Monday, December 20, 2010

Prospero Burns


I picked up and completely read Prospero Burns during a couple of fleetingly free hours yesterday, amidst a lot of driving around and a big holiday party.

I'm kinda disappointed.  The main character of the book is a conservator (historian, basically) who is sort of adopted by the Space Wolves.  His story is well enough told, but the connection of the pups to things and any real deepening of the mysteries is NOT well told.  I actually think it would be better if you read Prospero Burns first, and A Thousand Sons second ... the story comes off better that way.

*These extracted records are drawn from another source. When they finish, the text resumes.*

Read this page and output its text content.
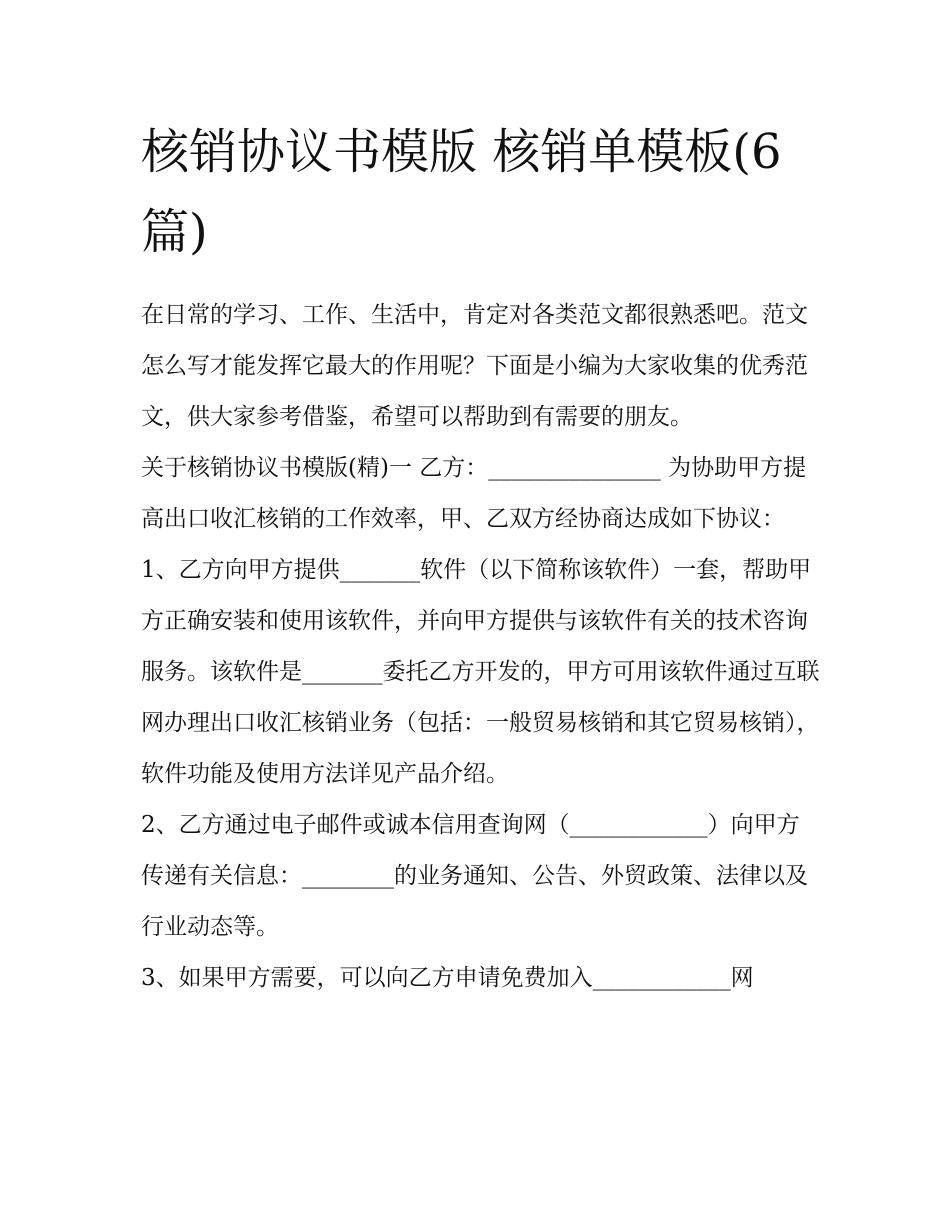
核销协议书模版 核销单模板(6篇)

在日常的学习、工作、生活中，肯定对各类范文都很熟悉吧。范文怎么写才能发挥它最大的作用呢？下面是小编为大家收集的优秀范文，供大家参考借鉴，希望可以帮助到有需要的朋友。

关于核销协议书模版(精)一 乙方：_______________ 为协助甲方提高出口收汇核销的工作效率，甲、乙双方经协商达成如下协议：

1、乙方向甲方提供_______软件（以下简称该软件）一套，帮助甲方正确安装和使用该软件，并向甲方提供与该软件有关的技术咨询服务。该软件是_______委托乙方开发的，甲方可用该软件通过互联网办理出口收汇核销业务（包括：一般贸易核销和其它贸易核销），软件功能及使用方法详见产品介绍。

2、乙方通过电子邮件或诚本信用查询网（____________）向甲方传递有关信息：________的业务通知、公告、外贸政策、法律以及行业动态等。

3、如果甲方需要，可以向乙方申请免费加入____________网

Either way, it's ~400 pages of Dan Abnett waxing Dan Abnett (good writing by the sentence), but without a really fantastic story.  You do learn about the Space Wolves ... and heroes of the Imperium or not these days (M.41), people certainly didn't like them one bit back in the Great Crusade.  They do explain well how the pups aren't just frenzied killing beasts ... in fact, there's nothing Khornate about them, as people often surmise.  Their susceptibility to Chaos is extremely minimal, with even those corrupted or falling largely being anomalies.  The fact that so many have the Canis Helix or even go were kinda just reflects that their extreme internal discipline as a group, as a whole, prevents even major mutation from "turning" them.  Anyway, I don't want to spoil it, it's worth reading, but it's VERY far from my fave HH book.

I give it a 3/5.

1 comment:

  1. I must disagree with you there. I took my time reading this one, because from the start it was obvious it was not going to be a run-of-the-mill narrative, and certainly not chronological. What started off as confusion gave way to intrigue and then to amazement. There is more to the book than you might first think, and I encourage you to read it again. It will come together better, trust me.